Cue the jokes about hip hop mogul Jay Z adding yet another lawsuit to his list of “99 Problems.”
Parlux Fragrances is suing Jay Z, whose real name is Shawn Carter, for allegedly failing to promote a signature fragrance line, called Gold Jay Z, he launched in partnership with the company in 2013. Parlux, a subsidiary of Perfumania, filed a $20 million lawsuit in Manhattan Supreme Court on Tuesday in which the company claims that Carter never fulfilled an agreement to promote the signature fragrance, the New York Daily News reports.
According to the lawsuit, Carter was supposed to make at least six appearances to promote the fragrance—including in an interview with Women’s Wear Daily and on ABC’s Good Morning America—but, instead, he made zero appearances and also failed to mention the product on social media. Parlux also claims that Carter refused to meet with the company about expanding the line of signature fragrances to include “flanker” fragrances.
Parlux blames the rapper’s lack of interest in promoting the product for the fact that Gold Jay Z only saw $14 million in sales, rather than the $50 million total the company had projected for the line.
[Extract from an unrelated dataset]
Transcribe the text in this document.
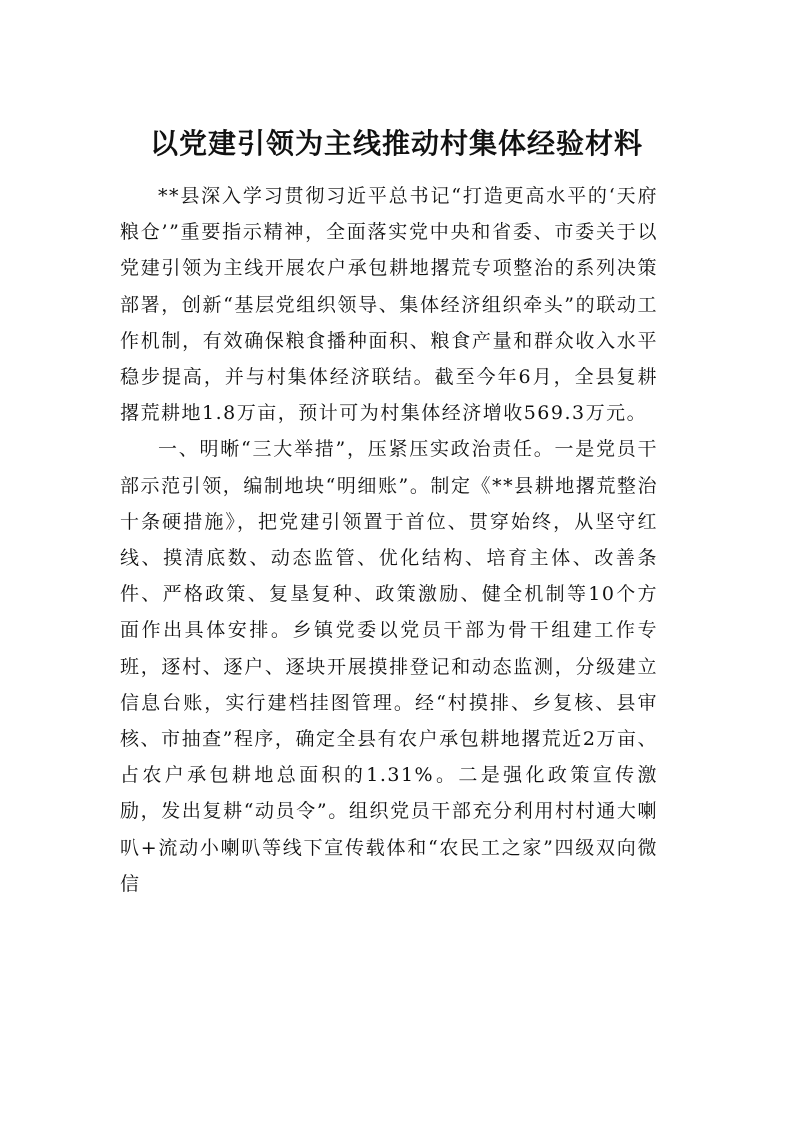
以党建引领为主线推动村集体经验材料

**县深入学习贯彻习近平总书记“打造更高水平的‘天府粮仓’”重要指示精神，全面落实党中央和省委、市委关于以党建引领为主线开展农户承包耕地撂荒专项整治的系列决策部署，创新“基层党组织领导、集体经济组织牵头”的联动工作机制，有效确保粮食播种面积、粮食产量和群众收入水平稳步提高，并与村集体经济联结。截至今年6月，全县复耕撂荒耕地1.8万亩，预计可为村集体经济增收569.3万元。

一、明晰“三大举措”，压紧压实政治责任。一是党员干部示范引领，编制地块“明细账”。制定《**县耕地撂荒整治十条硬措施》，把党建引领置于首位、贯穿始终，从坚守红线、摸清底数、动态监管、优化结构、培育主体、改善条件、严格政策、复垦复种、政策激励、健全机制等10个方面作出具体安排。乡镇党委以党员干部为骨干组建工作专班，逐村、逐户、逐块开展摸排登记和动态监测，分级建立信息台账，实行建档挂图管理。经“村摸排、乡复核、县审核、市抽查”程序，确定全县有农户承包耕地撂荒近2万亩、占农户承包耕地总面积的1.31%。二是强化政策宣传激励，发出复耕“动员令”。组织党员干部充分利用村村通大喇叭+流动小喇叭等线下宣传载体和“农民工之家”四级双向微信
According to the lawsuit, Parlux is asking for Carter to return $2 million in royalties as well as 300,000 Perfumania shares he allegedly collected as part of the original agreement and for him to pay at least $18 million in compensatory charges.
With a wide range of business interest, this is certainly not the first time Carter has found himself named in a lawsuit. Last year, he and producer Timbaland prevailed in a copyright infringement lawsuit involving the song “Big Pimpin,’” though during the trial in that argument Carter briefly forgot about one of his more recent investments, the struggling streaming music service Tidal.
Parlux announced its partnership with Carter in November 2013 in a glowing press release in which company president Donald Loftus credited Jay Z with “turning everything he touches into gold.” Perfumania continues to include Gold Jay Z in a collection of “featured brands” displayed on its website—a group that also includes signature lines from singers Rihanna and Jessica Simpson as well as actress Sofia Vergara. The company said last summer that it was “winding down” a partnership with firebrand GOP presidential candidate Donald Trump, though the Empire by Trump fragrance is also still displayed on the Perfumania website.
Fortune reached out to Carter’s company, Roc Nation, for comment on the lawsuit and will update the story with any comment.